I put down about another 5k words today and like the direction of the story. I've kept going on my original plan, figuring worst case scenario it turns out as crap and I have to rework it...
 
I would suggest that you do whatever you want to do. You are the author. It's your story. But I also agree with Not Wise: keep it as simple as you can. Being 'tricky' might impress a few readers, but it will turn off many more. Good luck. :)
 
I would suggest that you do whatever you want to do. You are the author. It's your story. But I also agree with Not Wise: keep it as simple as you can. Being 'tricky' might impress a few readers, but it will turn off many more. Good luck. :)

Good advice. I'm not looking to reinvent the wheel and though I expect a few Pulitzer prizes occasionally for my smut writing...

Oh, that's right, I'm not going to ever be winning any awards!

Really, I was just trying not to throw the reader. Keeping on it, it seems to flow well and my editor says it only really threw him a bit on the first one. After that, he figured it out, so maybe it's just me being insecure!
 
I'm not a huge fan of flashbacks, as I would rather have whatever exposition you hope to reveal emerge from the interplay of the characters, but I would suggest a look at Wambaugh's 'The Onion Field'. Part of the story is told in flashbacks. The author very effectively used italicized sections to show the reader they were looking at something out of time.
 
I have a flashback scene where the past memory is in a highly contrasting environment compared to the main character’s present location. Another present tense character interrupts it at various points with her own verbage. It could be incredibly confusing but I confess that I love the scene. At the end, the interrupting character finally succeedes in calling the main character back to the present time. I use some italics to help show the shift in perspectives too.
 
Just My Opinion

I would suggest, and this is just my opinion, that you maintain continuity throughout the POV. If charater 1 is to have the flashback, then in the scene before and after the readers should be viewing the story from character 1's POV.
 
I would suggest, and this is just my opinion, that you maintain continuity throughout the POV. If charater 1 is to have the flashback, then in the scene before and after the readers should be viewing the story from character 1's POV.

Yep! This!

This has seemed to work pretty well for me. It seems to make sense and works for me so far or at least I've convinced myself it is working!
 
In one of my stories, there is a sequence lasting two chapters that is told in flashback by two different characters. The main gimmick is that the protagonist hears about the events from both of them separately, but for the reader it is presented in chronological order, with the first-person narration switching off between the two in order to present the full story.

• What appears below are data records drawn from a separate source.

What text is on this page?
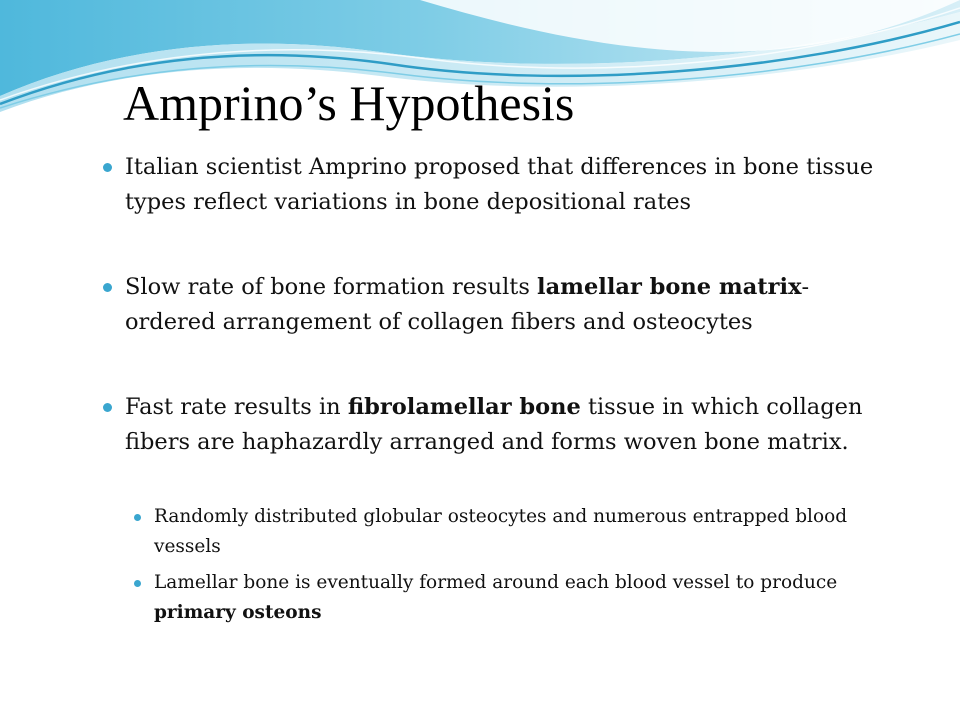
Amprino’s Hypothesis

Italian scientist Amprino proposed that differences in bone tissue types reflect variations in bone depositional rates

Slow rate of bone formation results lamellar bone matrix- ordered arrangement of collagen fibers and osteocytes

Fast rate results in fibrolamellar bone tissue in which collagen fibers are haphazardly arranged and forms woven bone matrix.

Randomly distributed globular osteocytes and numerous entrapped blood vessels

Lamellar bone is eventually formed around each blood vessel to produce primary osteons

In my original word processor version, I indented the paragraphs from the left or the right depending on who was currently telling the story. For sites like Literotica where formatting options are much more limited, I had to devise special section break markers and hope that people would still follow along reasonably well.
 
In one of my stories, there is a sequence lasting two chapters that is told in flashback by two different characters. The main gimmick is that the protagonist hears about the events from both of them separately, but for the reader it is presented in chronological order, with the first-person narration switching off between the two in order to present the full story.

In my original word processor version, I indented the paragraphs from the left or the right depending on who was currently telling the story. For sites like Literotica where formatting options are much more limited, I had to devise special section break markers and hope that people would still follow along reasonably well.

Sounds like the first season of True Detective with Woody Harrelson and Matthew McConaughey. Outstanding storytelling. The two play detectives who are being interviewed about a crime that happened 15 years before. They are interviewed separately recounting in chronological order the events. They alternate, but never appear together until the very end. Very effective.

Looking forward to seeing how you handled it.